Regarding Inverse Laplace Transforms

[flouran]

I was looking through some tables of Laplace Transforms on f(t) the other day, and I noticed that in all cases, as s \to \infty, F(s) \to 0. A question that I have been trying to prove is that if \lim_{s\to\infty}F(s) = 0, then does that necessitate whether F(s) can undergo an inverse Laplace transform (i.e. by the Bromwich integral)?

I suspect that the answer is "no", but if anyone has some attempt at a proof I would appreciate it (my idea would be to use Post's inversion formula and utilizing the Grunwald-Letnikov differintegral for evaluating F^{(k)}\left(\frac{k}{t}\right), but so far this has been futile)?
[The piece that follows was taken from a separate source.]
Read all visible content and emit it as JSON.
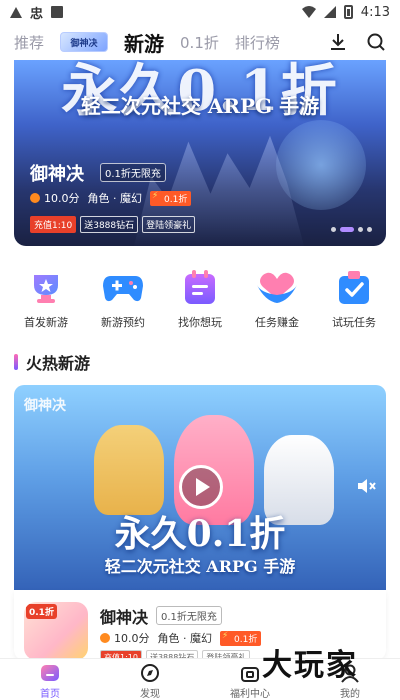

Thanks (and if my question needs any clarification please let me know),
flouran

 

[flouran]

I was looking through some tables of Laplace Transforms on f(t) the other day, and I noticed that in all cases, as s \to \infty, F(s) \to 0. A question that I have been trying to prove is that if \lim_{s\to\infty}F(s) = 0, then does that necessitate whether F(s) can undergo an inverse Laplace transform (i.e. by the Bromwich integral)?

No.

I suspect that the answer is "no", but if anyone has some attempt at a proof I would appreciate it (my idea would be to use Post's inversion formula and utilizing the Grunwald-Letnikov differintegral for evaluating F^{(k)}\left(\frac{k}{t}\right), but so far this has been futile)?

Managed to prove it.

 

[matematikawan]

I was looking through some tables of Laplace Transforms on f(t) the other day, and I noticed that in all cases, as s \to \infty, F(s) \to 0. A question that I have been trying to prove is that if \lim_{s\to\infty}F(s) = 0, then does that necessitate whether F(s) can undergo an inverse Laplace transform (i.e. by the Bromwich integral)?

Interesting. One book that I read gives |sF(s)| < M as a sufficient condition for the Bromwich integral to exist. With this condition it is not possible to invert F(s)=\frac{1}{\sqrt{s}}. But of course we can find the inverse from the Laplace transform table.

Is there a more less restricted sufficient condition? As you stated \lim_{s\to\infty}F(s) = 0 doesn't works.